Lei responsabiliza também o varejista pelo endividamento do cliente
Legislação que insere no Código de Defesa do Consumidor regras para prevenção e tratamento do superendividamento prevê multa para quem omite informações sobre operações de crédito
Crédito e prazo de pagamento. Essa dupla tem sido uma das principais ferramentas do comércio para vender diante do elevado endividamento das famílias brasileiras.
Tradicionalmente, a venda financiada sempre foi uma das características de varejistas especializados em bens mais caros, como lavadoras, fogões, geladeiras, televisores e carros.
Hoje, o consumidor nem precisa bater muita perna para encontrar redes de supermercados dispostas a parcelar até a compra de alimentos e produtos de higiene e limpeza.
A compra parcelada cresceu a tal ponto no país que quase 77% das famílias têm algum tipo de dívida, de acordo com levantamento da Confederação Nacional do Comércio (CNC).
Outro dado nada favorável ao consumo: a cada 100 famílias, cerca de 30 não estão conseguindo pagar as contas em dia, isto é, estão inadimplentes.
A Lei 14.181, de 2021, que insere no Código de Defesa do Consumidor um capítulo sobre prevenção e tratamento do superendividamento, faz um alerta para consumidores e lojistas.
A saúde financeira não é apenas responsabilidade do cliente, mas também de quem fornece o crédito, considerando o impacto que a inadimplência pode ter em uma cadeia produtiva.
“Se os órgãos de defesa do consumidor constatam a concessão de crédito de maneira irresponsável, as empresas podem sofrer multa administrativa que pode ultrapassar R$ 13 milhões”, afirma Maria Helena Bragaglia, sócia do Demarest Advogados.
Mesmo antes da lei de 2021, chamada de Lei do Superendividamento, já era obrigação das empresas esclarecer os consumidores sobre as condições do crédito concedido.
“A nova lei reforça e complementa o que já era uma exigência no Código de Defesa do Consumidor (CDC)”, afirma Robson Campos, diretor de Assuntos Jurídicos do Procon-SP.

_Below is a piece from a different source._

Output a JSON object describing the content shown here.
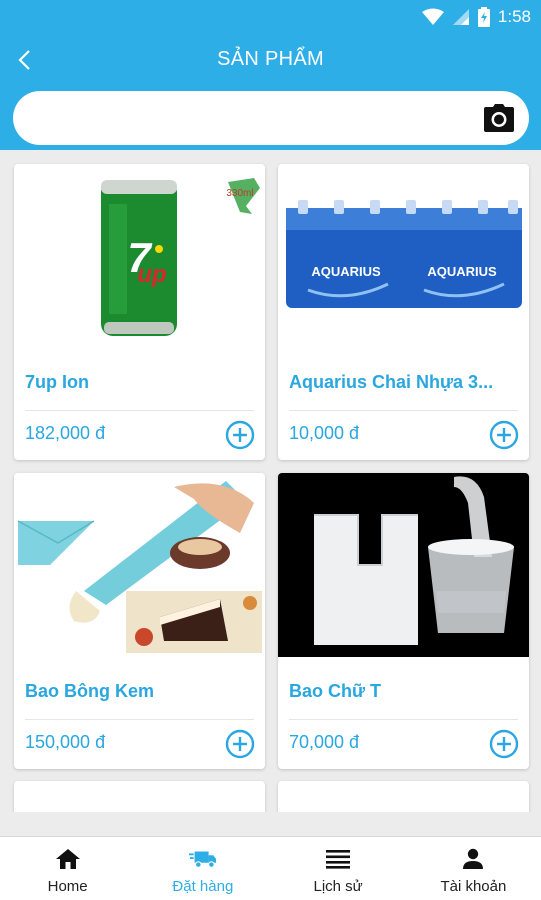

Preço do produto com e sem financiamento, número de prestações, taxa anual de juros, acréscimos previstos em caso de atrasos no pagamento são algumas das informações que os clientes precisam ter claramente antes da liberação do crédito.
“É necessário o comprometimento, o engajamento dos varejistas em relação a este tema, com grande impacto na sociedade e na economia do país” afirma Campos.
Além de dar informações sobre custos e todas as implicações que envolvem um financiamento, diz Maria Helena, os credores devem realizar consultas a empresas de proteção de crédito.
“A lei veda práticas que indiquem a possibilidade de operação de crédito sem consulta a serviços de proteção ao crédito ou sem avaliação da situação financeira do consumidor”, diz.
A legislação também proíbe a prática de ocultar a compreensão de informações sobre ônus e riscos da operação e de assédio ou pressão para que o cliente obtenha o crédito.
Para evitar que o consumidor se torne insolvente, a Lei do Superendividamento também possibilita um procedimento pré-judicial de conciliação para a renegociação de dívida.
Caso o credor, no caso um lojista, recuse o acordo com o cliente, a legislação estabelece penalidades, como a suspensão do débito e a interrupção dos encargos.
Se o consumidor decide recorrer à Justiça, diz Maria Helena, o juiz terá poderes para analisar e revisar a relação entre o credor e o cliente.
“Se for necessário garantir o mínimo existencial do devedor, os encargos da dívida podem ser afastados integralmente, mantida apenas a repactuação do principal”, afirma.
NÚCLEO
Há mais de dez anos o Procon-SP possui um núcleo para tratamento de superendividamento de consumidores e, de acordo com Campos, há casos, sim, de incapacidade de pagamento, decorrente da ausência de informações prévias no ato da concessão do financiamento.
“Pela experiência do Procon, a falta de informação é um dos principais motivos que levam os consumidores a se endividar com despesas obrigatórias acima de sua capacidade financeira.”
O engajamento do varejista no processo de prevenção e conscientização dos riscos de obter um financiamento pode evitar, diz ele, problemas financeiros para o seu próprio negócio.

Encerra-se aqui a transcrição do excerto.